Abroad in America
Hello, my name is Harry Allen, I’m a British Fulbright Alistair Cooke Scholar here at American University. In the spirit of Alistair Cooke, I hope to discuss some of the many similarities and differences between our two countries, as I continue my studies here.
While AU students get into the swing of the Fall semester and freshmen find their feet on campus, their British counterparts are only just turning their thoughts to a new life at university. That’s right, Freshers Weeks are kicking off all over the United Kingdom as I write, from London to Leeds and Edinburgh to Exeter. Thousands of 18 year olds are learning some harsh lessons of life right now in the UK.
It’s not just differing term dates that make an interesting comparison between the two student experiences in the UK and the US though.

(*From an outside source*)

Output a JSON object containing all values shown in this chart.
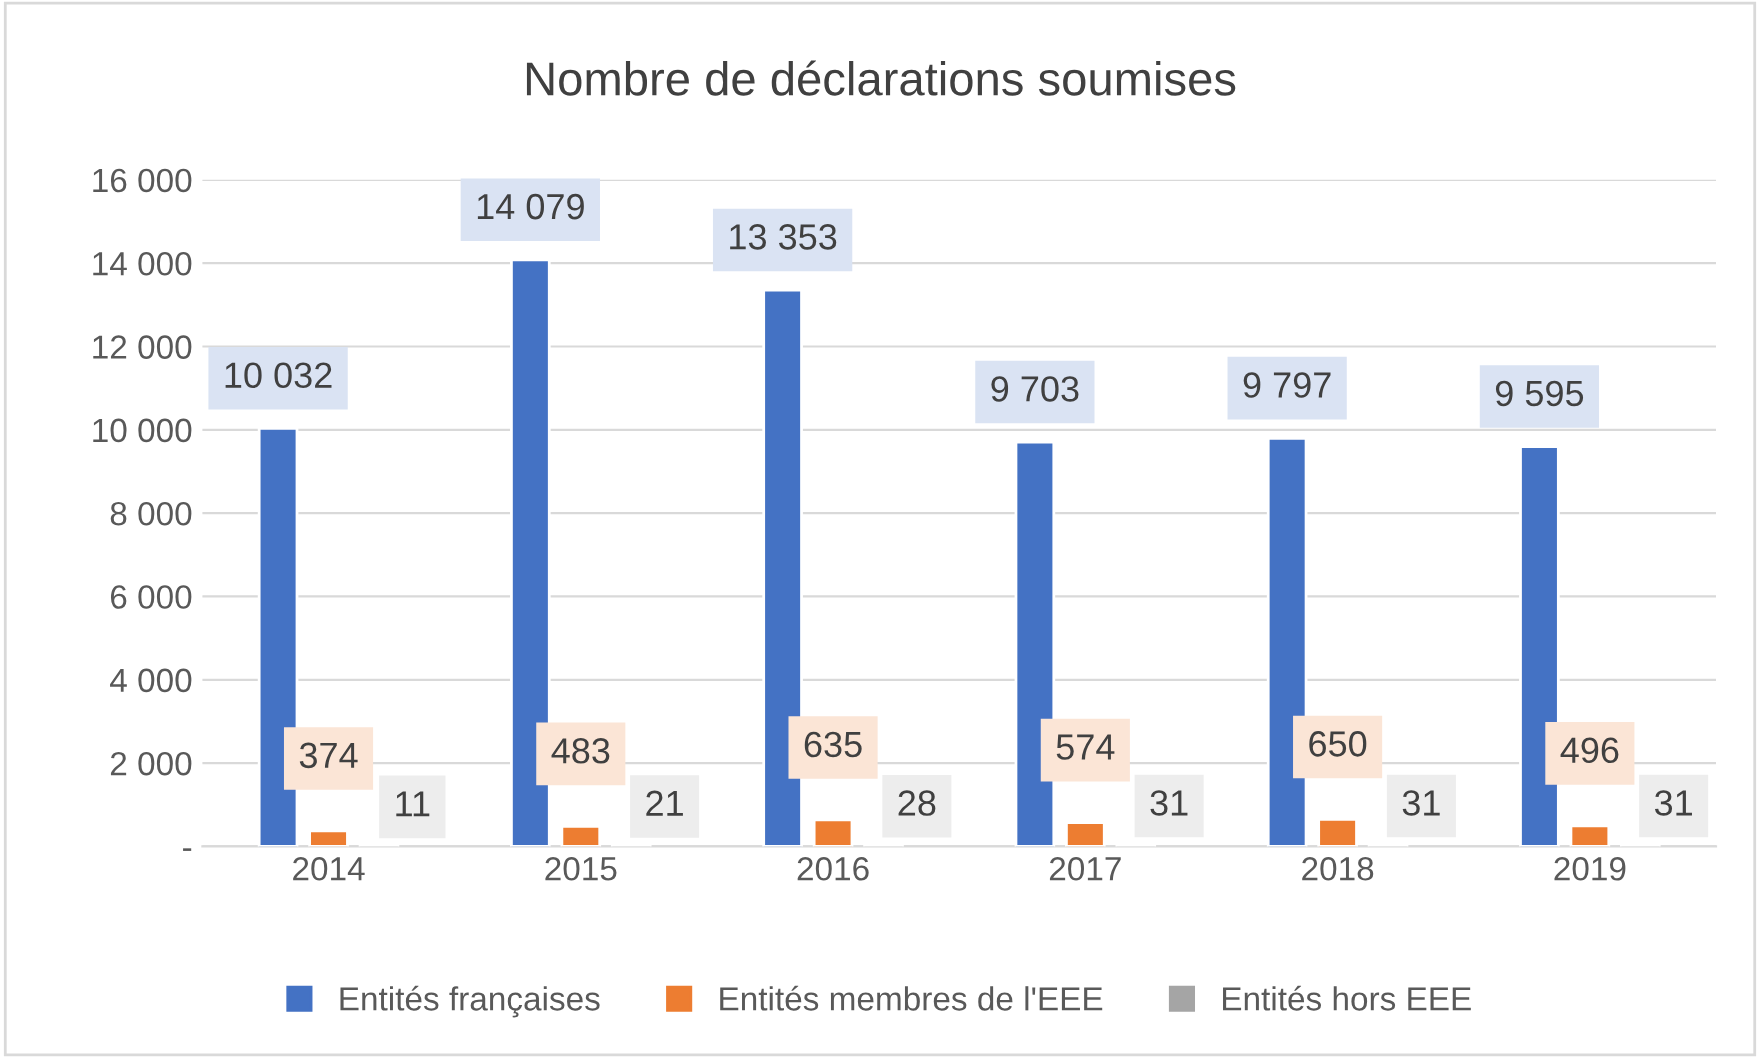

First things first, money talks. Parents in England have been up in arms about so called “Top-Up” fees. British universities can now charge more than the national base-rate for education, but when you compare them to school fees here, it seems insignificant. Prepare yourselves…Tuition fees in Britain are now MORE than £1,250 per year. Not much more though, universities now have the option of charging up to £3,225 per year (approx $5,000). Sounds cheap hey? But what do students get for their money?
Well, firstly General Education doesn’t exist for the Brits. These kids most likely specialised aged 16 and went down either an arts, sciences or humanities route. By the time they reach university, that route has usually been narrowed to one or two subjects. This means when an English child is 17, they must already decide what their major is going to be. Is this a good thing or a bad thing? On the plus-side, students get the chance to specialise and leave university with three solid years (yes, just three, unless you’re in Scotland) of focused study under their belts. But if they chose to study history, the chances are they won’t know anything about economics, algebra or biology. But do British students go round whistling Sam Cooke tunes and contemplating a doomed future? Maybe it’s better to specialise early, rather than take a whole host of multiple choice tests on subjects that usually occcupy space in your brain until the moment you leave the exam hall.
But what about doctors? Is it really true that a British medical student starts full med school aged 18 and is finished by the time they are 23? Yes, totally true. Is that impressive? Or just frightening?
What else? Students in the UK don’t have anything close to the support network that exists on campus here at American, or elsewhere. Public Safety, Campus Police, the Wellness Center…All these things must leave U.S. parents satisfied that their pride and joy will be safe when they fly the nest. Some might say that 18 year-olds should be given the opportunity to learn from their mistakes now they’ve left home. Or are all these measures just a safety net in case things do go wrong? This leads us on, naturally, to alcohol. Now, there’s a national issue at stake here — the drinking age is 18 in Britain. Freshers Week in the UK is a notoriously messy time, and alcohol consumption is positively encouraged in most institutions through a host of events for new students. As an undergraduate in London, my Hall of Residence provided us with free wine on our first night on campus and had a fully stocked bar in the basement all year round. But interestingly that bar was almost always empty — proving that readily available alcohol doesn’t lead to inevitable carnage. I think the jury is out regarding alcohol laws…
While there are so many differences to behold while studying at a U.S. institution, and I hope to get round to talking about most of them, I think that students in London were broadly similar to those here at American. Except not as politically active, God forbid.